Um dos princípios fundamentais do Judaísmo é que cada versículo e palavra
da Torá contém infinitas camadas de significados. O mesmo é válido para o
Talmud. Não se trata apenas de uma enciclopédia sagrada de leis, discussões,
análises e relatos. Cada uma de suas passagens e ensinamentos contém
ensinamentos profundos e esotéricos. As leis relativas aos Quatro Guardiães são
relevantes e atemporais, mas como veremos, também possuem uma dimensão mística.
O Shelah HaKadosh (1565-1630), Rabi Yeshaya HaLevi Horowitz,
autor do clássico Shnei Luchot HaBrit, escreve que “Assim como
existem os quatro guardiães entre o homem e seu semelhante, eles também existem
entre o homem e D’us, Bendito é Ele”. Vejamos, agora, como as leis dos
Quatro Guardiães se aplicam ao nosso relacionamento com D’us. O Tomador. Muitas
pessoas estão interessadas em tomar e receber, mas não em dar. Para elas, o
mundo gira em torno delas próprias – seus prazeres, seus desejos e suas
conveniências. Seu propósito na vida é desfrutar do mundo ao máximo sem ter que
pagar por isso. O profeta Isaías assim descreve a filosofia de vida de tais
pessoas: “...Eis que há alegria e regozijo, e são abatidos gado e ovelhas,
carne é consumida e vinho é bebido, enquanto dizem; ‘Comei e bebei, porque
amanhã morreremos’! ” (Isaías22:13). A maioria daqueles que apenas se preocupam
consigo próprios não se sentem agradecidos a D’us pelo que recebem, pois do
contrário teriam menos liberdade de fazer o que quisessem, quando quisessem. As
pessoas cujo único interesse na vida é aquilo que os beneficia e dá prazer,
desfrutam deste mundo de D’us e de sua fartura, mas negam sua existência ou O
ignoram.

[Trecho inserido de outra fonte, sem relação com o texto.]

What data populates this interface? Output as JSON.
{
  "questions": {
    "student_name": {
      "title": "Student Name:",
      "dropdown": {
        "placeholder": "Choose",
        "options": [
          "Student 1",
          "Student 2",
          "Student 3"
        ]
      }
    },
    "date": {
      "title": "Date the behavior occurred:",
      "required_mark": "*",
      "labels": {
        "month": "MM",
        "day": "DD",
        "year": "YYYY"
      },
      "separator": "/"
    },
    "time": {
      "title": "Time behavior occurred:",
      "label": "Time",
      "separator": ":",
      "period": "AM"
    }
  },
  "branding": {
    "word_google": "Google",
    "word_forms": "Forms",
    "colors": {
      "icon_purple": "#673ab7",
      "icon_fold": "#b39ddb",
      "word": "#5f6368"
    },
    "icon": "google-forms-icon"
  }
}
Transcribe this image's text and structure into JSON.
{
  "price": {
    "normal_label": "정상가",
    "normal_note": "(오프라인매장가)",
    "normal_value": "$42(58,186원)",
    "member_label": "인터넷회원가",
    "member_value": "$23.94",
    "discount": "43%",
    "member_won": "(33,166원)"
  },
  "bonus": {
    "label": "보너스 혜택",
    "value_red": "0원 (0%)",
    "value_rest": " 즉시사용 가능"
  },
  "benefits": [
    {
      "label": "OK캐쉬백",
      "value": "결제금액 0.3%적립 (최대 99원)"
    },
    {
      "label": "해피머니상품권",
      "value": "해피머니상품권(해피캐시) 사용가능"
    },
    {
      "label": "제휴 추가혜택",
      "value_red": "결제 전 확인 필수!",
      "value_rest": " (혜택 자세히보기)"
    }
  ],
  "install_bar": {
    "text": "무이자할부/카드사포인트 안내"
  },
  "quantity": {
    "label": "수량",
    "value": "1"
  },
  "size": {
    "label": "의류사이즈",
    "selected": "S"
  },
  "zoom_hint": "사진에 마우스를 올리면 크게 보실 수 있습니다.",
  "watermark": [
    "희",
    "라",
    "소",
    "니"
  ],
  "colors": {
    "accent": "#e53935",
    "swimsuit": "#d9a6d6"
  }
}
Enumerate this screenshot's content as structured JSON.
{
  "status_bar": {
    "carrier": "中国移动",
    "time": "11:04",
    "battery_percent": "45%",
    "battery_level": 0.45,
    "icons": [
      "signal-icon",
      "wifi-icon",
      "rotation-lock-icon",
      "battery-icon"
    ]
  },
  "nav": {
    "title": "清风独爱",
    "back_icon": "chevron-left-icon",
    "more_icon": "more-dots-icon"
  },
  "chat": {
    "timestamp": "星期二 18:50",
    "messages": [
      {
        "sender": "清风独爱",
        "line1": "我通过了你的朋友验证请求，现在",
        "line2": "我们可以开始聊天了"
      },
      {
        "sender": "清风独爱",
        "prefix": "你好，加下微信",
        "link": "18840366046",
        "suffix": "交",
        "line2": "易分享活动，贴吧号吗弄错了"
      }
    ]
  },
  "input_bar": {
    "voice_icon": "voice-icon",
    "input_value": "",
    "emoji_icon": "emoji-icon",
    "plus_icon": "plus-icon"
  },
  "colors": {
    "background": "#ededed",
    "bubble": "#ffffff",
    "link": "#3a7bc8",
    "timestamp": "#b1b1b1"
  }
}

Mesmo se reconhecem que este mundo a D’us pertence, elas não têm
interesse em relacionar-se com Ele. “A vida é minha”, dizem a D’us, “e farei
com ela o que bem entender”. Vivem como um dos Quatro Guardiães, o tomador: só
tomam – de D’us e de Seu Mundo –, mas não pagam nem retribuem de alguma
maneira. Segundo as leis dos Quatro Guardiães, como D’us Se relaciona com tais
pessoas? Vejamos as leis referentes ao grau de responsabilidade do tomador: ele
é totalmente responsável pelos danos e perdas, mesmo se não tiver culpa pelo
ocorrido. Praticamente, isso significa que como o “tomador” tomou a seu encargo
a sua vida e se fechou completamente a D’us, ele assume total responsabilidade
por tudo o que lhe acontecer. Se ele tiver perdas ou danos em sua vida, ele
terá que assumir a responsabilidade pelos mesmos. Se um trovão, um furacão ou
um terremoto o atingir – literal ou figurativamente –, é problema e
responsabilidade totalmente seu, e o único culpado é ele mesmo. D’us dáo livre
arbítrio a todos nós, mas cada um de nós tem que aprender a viver com as suas
escolhas. Se escolhermos ser o tomador – tomando e recebendo, sem dar nada em
troca –, os Céus nos tratarão de acordo a isso. Como o tomador escolhe ser dono
exclusivo de seu destino, quando os problemas baterem à sua porta, ele não terá
ninguém a quem recorrer, mas a si próprio. Como ele optou pela total
independência – como ele não crê em nenhuma forma de reciprocidade –, ele será
totalmente responsável por danos e perdas, mesmo se estes surgirem do nada e
ocorrerem por culpa de terceiros. Ele não terá ninguém com quem compartilhar a
perda. Ele expulsou D’us de sua vida quando tudo lhe sorria. Quando as coisas
desandarem, ele terá que arcar sozinho com tudo. A geração que pereceu no
dilúvio de Noé personifica o tomador. A Torá nos relata que à exceção de Noé,
toda aquela geração era egoísta e corrupta; envolvia-se em roubo e violência, e
praticava atos imorais. Não tinham respeito algum por D’us, por seu mundo nem
pelos outros seres humanos. Para eles, a vida era para divertir-se e não
pensavam duas vezes antes de usar de desonestidade, violência ou imoralidade
para obter o que desejavam. Sabemos bem como termina a história. Veio o dilúvio
e matou todos. Como aquela geração tinha afastado D’us de sua vida, pereceram
todos e eles eram os únicos culpados. Mais ninguém. Eram todos tomadores, e,
como ensina o Talmud, um tomador é responsável por todos os danos e perdas –
mesmo se estes forem consequência de desastres naturais – como foi o Dilúvio. O
Locatário. Contrariamente ao tomador, o locatário está disposto a pagar o
preço pelo uso da propriedade de um terceiro. Quando se trata do relacionamento
entre o homem e o Todo Poderoso, o locatário é aquele que, como o tomador, quer
desfrutar do mundo Divino, mas, contrariamente a ele, o locatário percebe que
terá que pagar o seu preço. O dilema enfrentado pelo locatário é saber o preço
que terá que pagar para desfrutar deste mundo de D’us. Algumas pessoas querem
pagar um pouco, mas não muito. Talvez o preço que queiram pagar é jejuar
em Yom Kipur. Outros acreditam que D’us espera um pouco mais. Para
estes, o preço a pagar talvez inclua ir à sinagoga algumas vezes por ano, ouvir
o Shofar em Rosh Hashaná e participar em um Seder de Pessach.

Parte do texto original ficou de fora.